“Gee up into the yoke, you crumpled-horn hyampus!” The teamster welted the goad across Kyle’s haunches and further encouraged the putative ox by a thrust of a full inch of the brad.

When the boss came onto his feet with a berserker howl of fury and started to attack, the ox expert yelled, “Dat rat ye, don’t ye try to hook your horns into me!” Then he flailed the stick once more across Kyle’s nose with a force that knocked the boss flat on his back.

Echford Flagg stepped forward and stood between the two men when Kyle struggled to his feet and started toward the teamster with the mania of blood lust in his red eyes. The master put forth a hand and thrust back the raging mate. Flagg said something, but for a time he could not be heard above the tempest of howling laughter.

It was riotous abandonment to mirth. Men hung helplessly to other men or flapped their hands and staggered about, choking with their merriment. The savageness of the punishment administered to the boastful Kyle might have shocked persons with squeamish dispositions; it was wildly humorous in the estimation of those men o’ the forest. They were used to having their jokes served raw.

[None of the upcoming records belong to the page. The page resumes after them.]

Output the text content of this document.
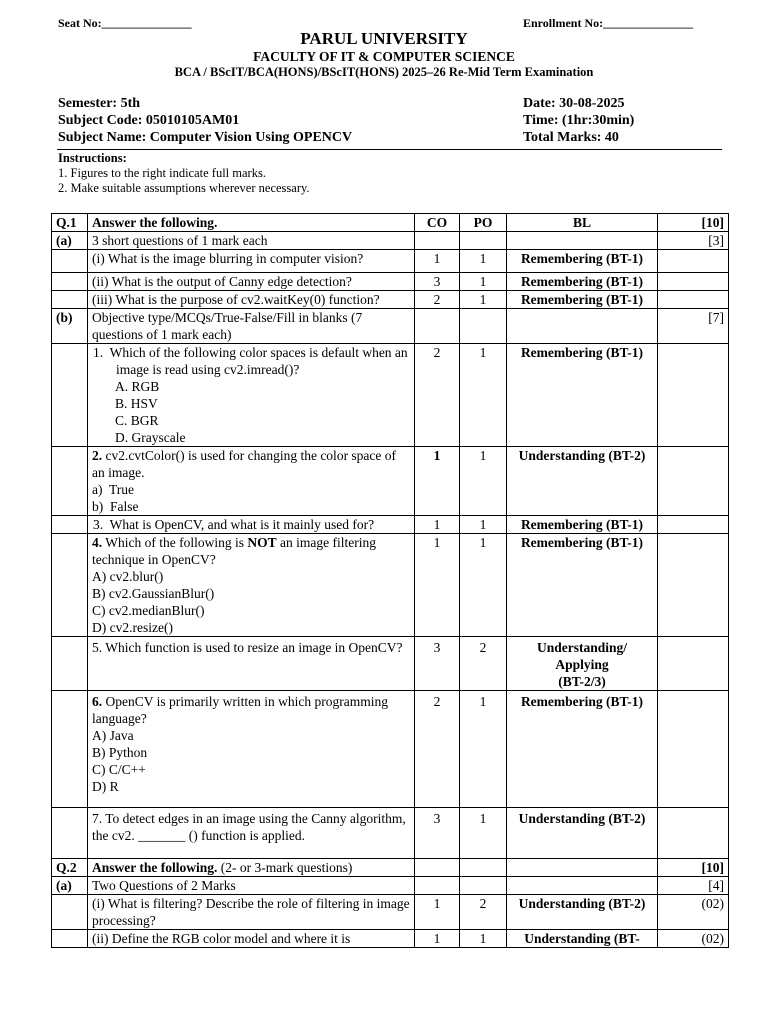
Seat No:_______________	Enrollment No:_______________
PARUL UNIVERSITY
FACULTY OF IT & COMPUTER SCIENCE
BCA / BScIT/BCA(HONS)/BScIT(HONS) 2025–26 Re-Mid Term Examination
Semester: 5th
Subject Code: 05010105AM01
Subject Name: Computer Vision Using OPENCV
Date: 30-08-2025
Time: (1hr:30min)
Total Marks: 40
Instructions:
1. Figures to the right indicate full marks.
2. Make suitable assumptions wherever necessary.
Q.1	Answer the following.	CO	PO	BL	[10]
(a)	3 short questions of 1 mark each				[3]
	(i) What is the image blurring in computer vision?	1	1	Remembering (BT-1)	
	(ii) What is the output of Canny edge detection?	3	1	Remembering (BT-1)	
	(iii) What is the purpose of cv2.waitKey(0) function?	2	1	Remembering (BT-1)	
(b)	Objective type/MCQs/True-False/Fill in blanks (7 questions of 1 mark each)				[7]

	1. Which of the following color spaces is default when an image is read using cv2.imread()?
A. RGB
B. HSV
C. BGR
D. Grayscale	2	1	Remembering (BT-1)	

	2. cv2.cvtColor() is used for changing the color space of an image.
a)  True
b)  False	1	1	Understanding (BT-2)	

	3. What is OpenCV, and what is it mainly used for?	1	1	Remembering (BT-1)	

	4. Which of the following is NOT an image filtering technique in OpenCV?
A) cv2.blur()
B) cv2.GaussianBlur()
C) cv2.medianBlur()
D) cv2.resize()	1	1	Remembering (BT-1)	
	5. Which function is used to resize an image in OpenCV?	3	2	Understanding/
Applying
(BT-2/3)	

	6. OpenCV is primarily written in which programming language?
A) Java
B) Python
C) C/C++
D) R	2	1	Remembering (BT-1)	
	7. To detect edges in an image using the Canny algorithm, the cv2. _______ () function is applied.	3	1	Understanding (BT-2)	
Q.2	Answer the following. (2- or 3-mark questions)				[10]
(a)	Two Questions of 2 Marks				[4]
	(i) What is filtering? Describe the role of filtering in image processing?	1	2	Understanding (BT-2)	(02)
	(ii) Define the RGB color model and where it is	1	1	Understanding (BT-	(02)
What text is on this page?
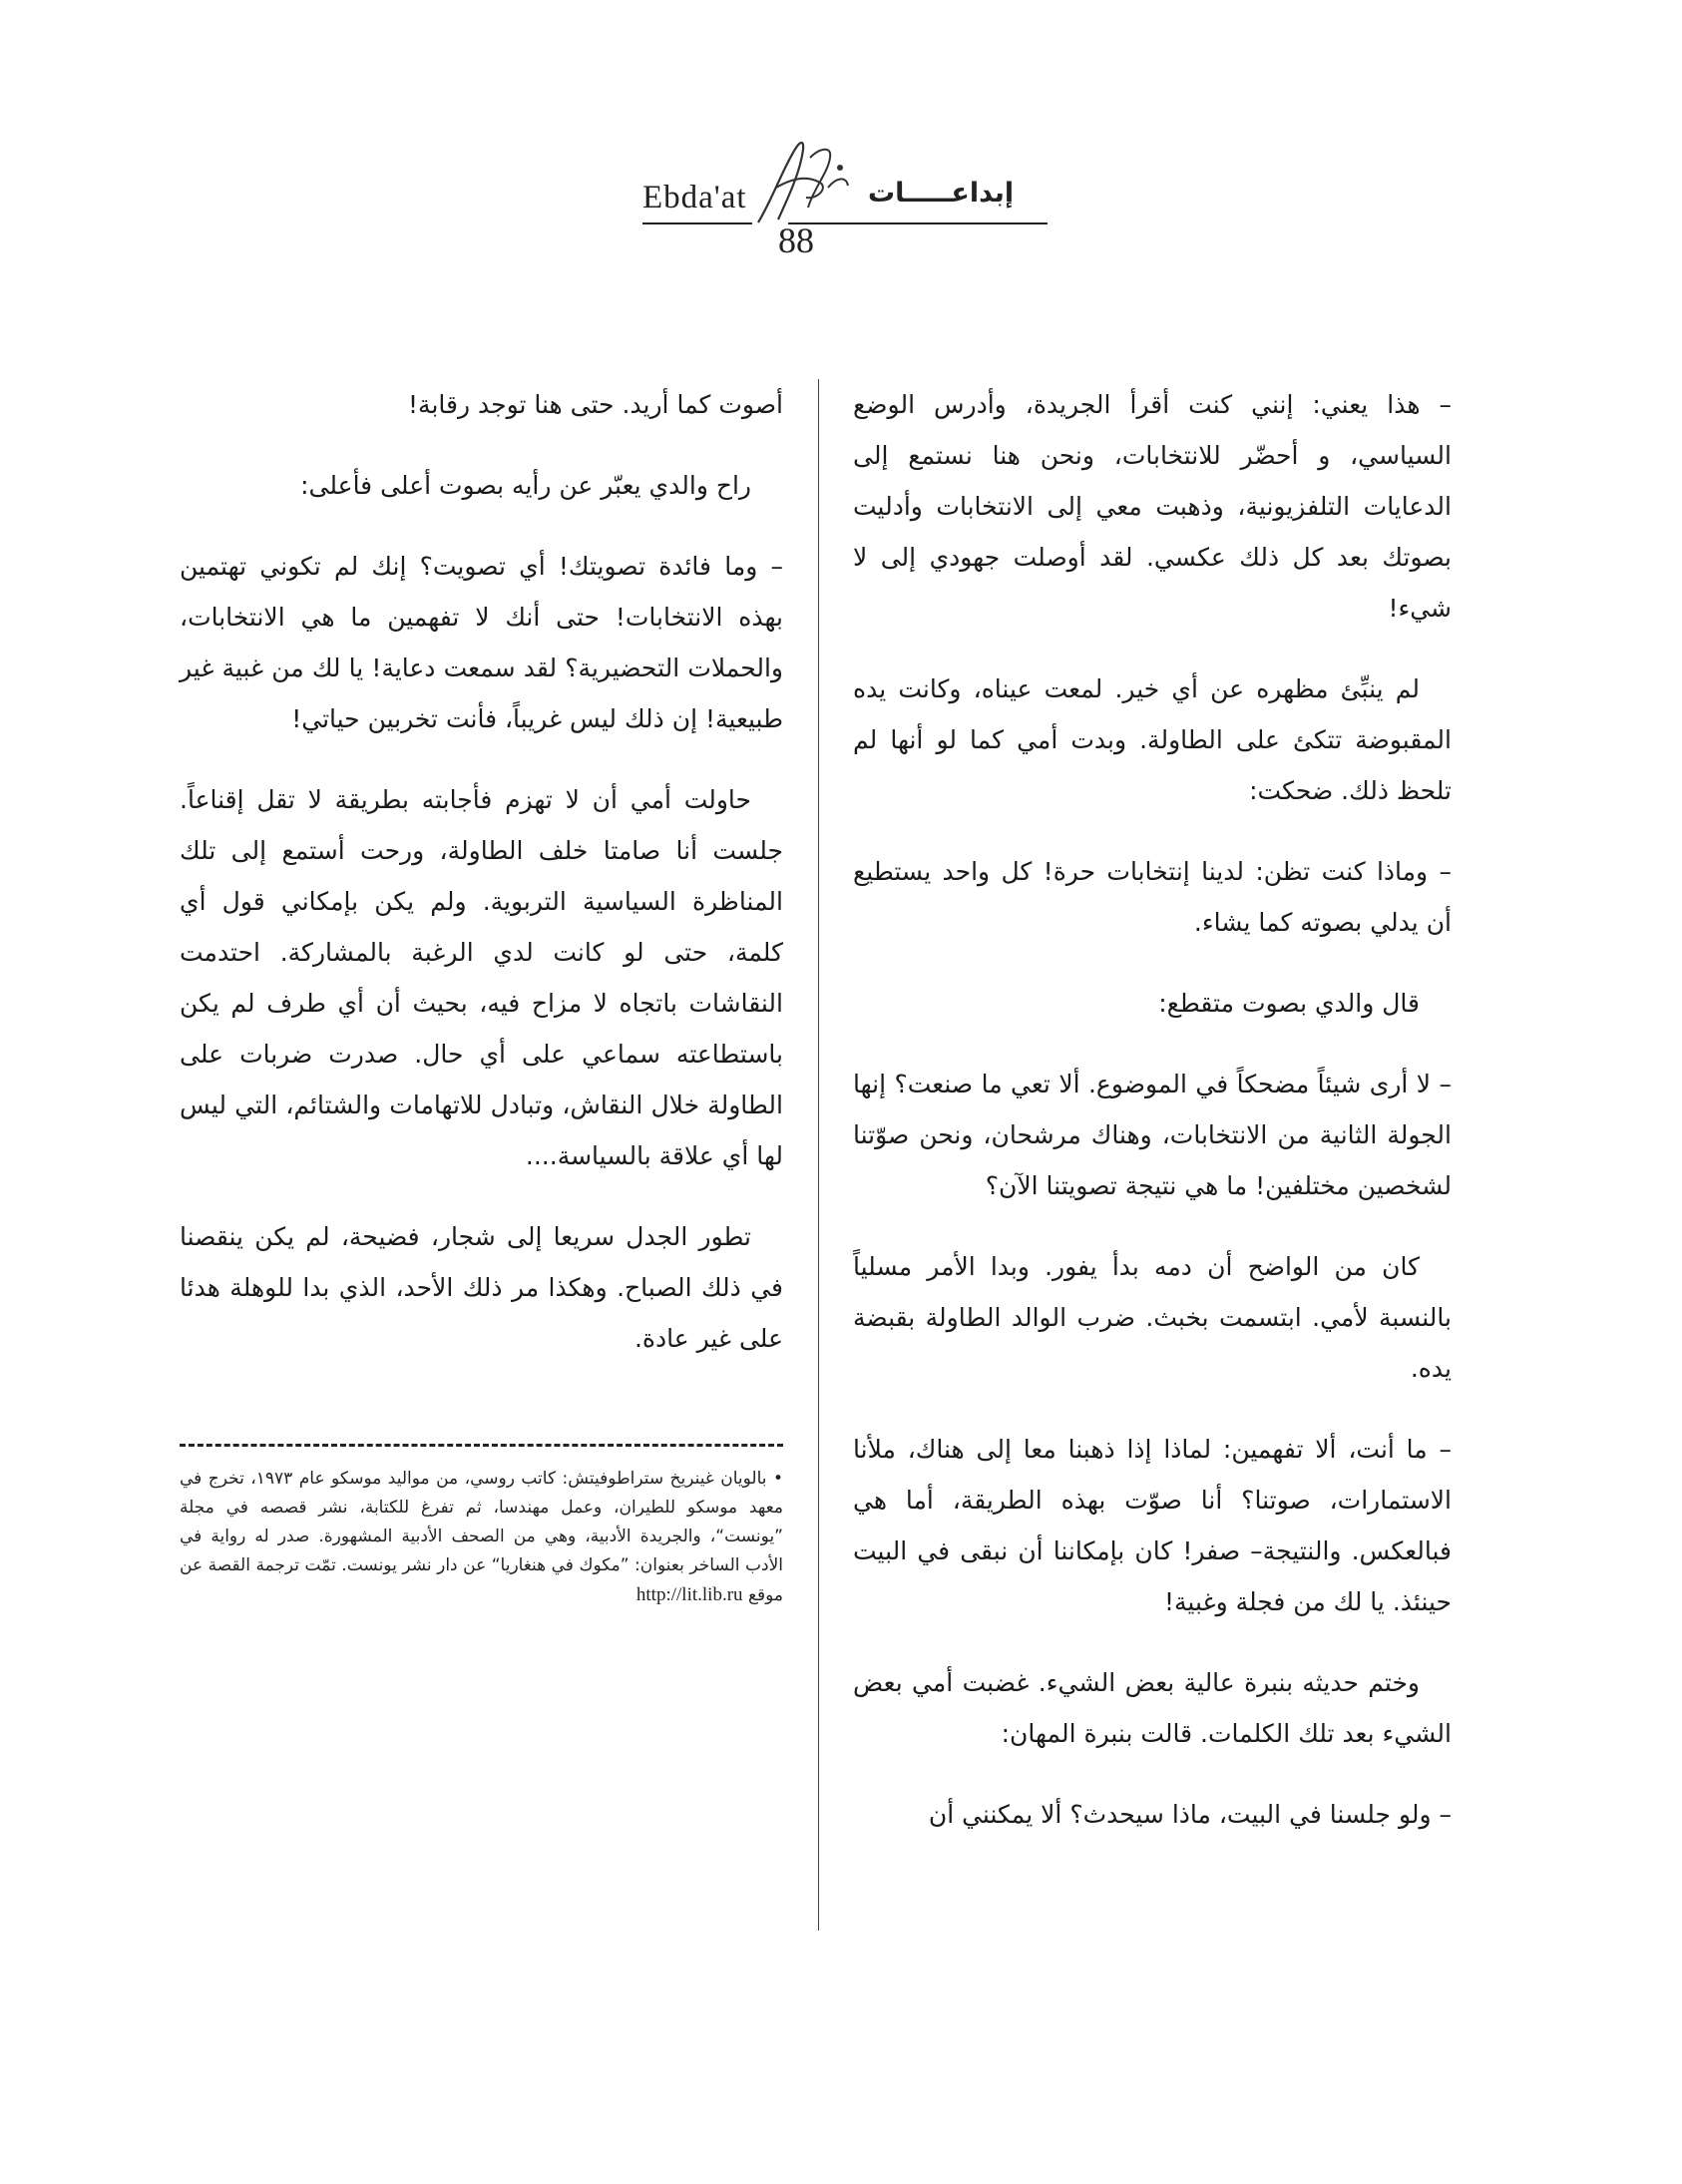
Ebda'at	إبداعـــــات
88

– هذا يعني: إنني كنت أقرأ الجريدة، وأدرس الوضع السياسي، و أحضّر للانتخابات، ونحن هنا نستمع إلى الدعايات التلفزيونية، وذهبت معي إلى الانتخابات وأدليت بصوتك بعد كل ذلك عكسي. لقد أوصلت جهودي إلى لا شيء!

لم ينبِّئ مظهره عن أي خير. لمعت عيناه، وكانت يده المقبوضة تتكئ على الطاولة. وبدت أمي كما لو أنها لم تلحظ ذلك. ضحكت:

– وماذا كنت تظن: لدينا إنتخابات حرة! كل واحد يستطيع أن يدلي بصوته كما يشاء.

قال والدي بصوت متقطع:

– لا أرى شيئاً مضحكاً في الموضوع. ألا تعي ما صنعت؟ إنها الجولة الثانية من الانتخابات، وهناك مرشحان، ونحن صوّتنا لشخصين مختلفين! ما هي نتيجة تصويتنا الآن؟

كان من الواضح أن دمه بدأ يفور. وبدا الأمر مسلياً بالنسبة لأمي. ابتسمت بخبث. ضرب الوالد الطاولة بقبضة يده.

– ما أنت، ألا تفهمين: لماذا إذا ذهبنا معا إلى هناك، ملأنا الاستمارات، صوتنا؟ أنا صوّت بهذه الطريقة، أما هي فبالعكس. والنتيجة– صفر! كان بإمكاننا أن نبقى في البيت حينئذ. يا لك من فجلة وغبية!

وختم حديثه بنبرة عالية بعض الشيء. غضبت أمي بعض الشيء بعد تلك الكلمات. قالت بنبرة المهان:

– ولو جلسنا في البيت، ماذا سيحدث؟ ألا يمكنني أن

أصوت كما أريد. حتى هنا توجد رقابة!

راح والدي يعبّر عن رأيه بصوت أعلى فأعلى:

– وما فائدة تصويتك! أي تصويت؟ إنك لم تكوني تهتمين بهذه الانتخابات! حتى أنك لا تفهمين ما هي الانتخابات، والحملات التحضيرية؟ لقد سمعت دعاية! يا لك من غبية غير طبيعية! إن ذلك ليس غريباً، فأنت تخربين حياتي!

حاولت أمي أن لا تهزم فأجابته بطريقة لا تقل إقناعاً. جلست أنا صامتا خلف الطاولة، ورحت أستمع إلى تلك المناظرة السياسية التربوية. ولم يكن بإمكاني قول أي كلمة، حتى لو كانت لدي الرغبة بالمشاركة. احتدمت النقاشات باتجاه لا مزاح فيه، بحيث أن أي طرف لم يكن باستطاعته سماعي على أي حال. صدرت ضربات على الطاولة خلال النقاش، وتبادل للاتهامات والشتائم، التي ليس لها أي علاقة بالسياسة....

تطور الجدل سريعا إلى شجار، فضيحة، لم يكن ينقصنا في ذلك الصباح. وهكذا مر ذلك الأحد، الذي بدا للوهلة هدئا على غير عادة.

• بالويان غينريخ ستراطوفيتش: كاتب روسي، من مواليد موسكو عام ١٩٧٣، تخرج في معهد موسكو للطيران، وعمل مهندسا، ثم تفرغ للكتابة، نشر قصصه في مجلة ”يونست“، والجريدة الأدبية، وهي من الصحف الأدبية المشهورة. صدر له رواية في الأدب الساخر بعنوان: ”مكوك في هنغاريا“ عن دار نشر يونست. تمّت ترجمة القصة عن موقع http://lit.lib.ru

The roar that fairly put into the background the riot of the falling waters of the Noda was what all the region recognized as the ruination of a man’s authority in the north country; it was the Big Laugh.

Flagg, when he could make himself heard by his boss, holding Kyle in his mighty grip, made mention of the Big Laugh, too. “Kyle, you’ve got it at last by your damn folly. You’re licked forever in these parts. I warned you. You went ahead against my word to you. You’re no good to me after this.” He yanked the list of names from Kyle’s jacket pocket.

“Let me loose! I’m going to kill that——”

“You’re going to walk out—and away! You’re done. You’re fired. You can’t boss men after this. A boss, are you?” he demanded, with bitter irony. “All up and down this river, if you tried to boss men, they’d give you the grin and call you ’Co Boss’. They’d moo after you. Look at ’em now. Listen to ’em. Get out of my sight. I don’t forgive any man who goes against my word to him and then gets into trouble.” He thrust Kyle away with a force that sent the man staggering. He turned to the bashful chap, who had resumed his former demeanor of deprecation. “You’re hired. You’ve showed that you can drive oxen and I reckon you can drive logs.”

The teamster was too thoroughly bulwarked by admirers to allow the rampant Kyle an opportunity to get at him. And there was Flagg to reckon with if violence should be attempted. The deposed first mate slunk away.

“That, my men,” proclaimed the master, “is what the Big Laugh can do to a boss. No man can be a boss for me after he gets that laugh. I reckon I’ve hired my crew,” he went on, looking them over critically. “Stand by to follow me north in the morning.”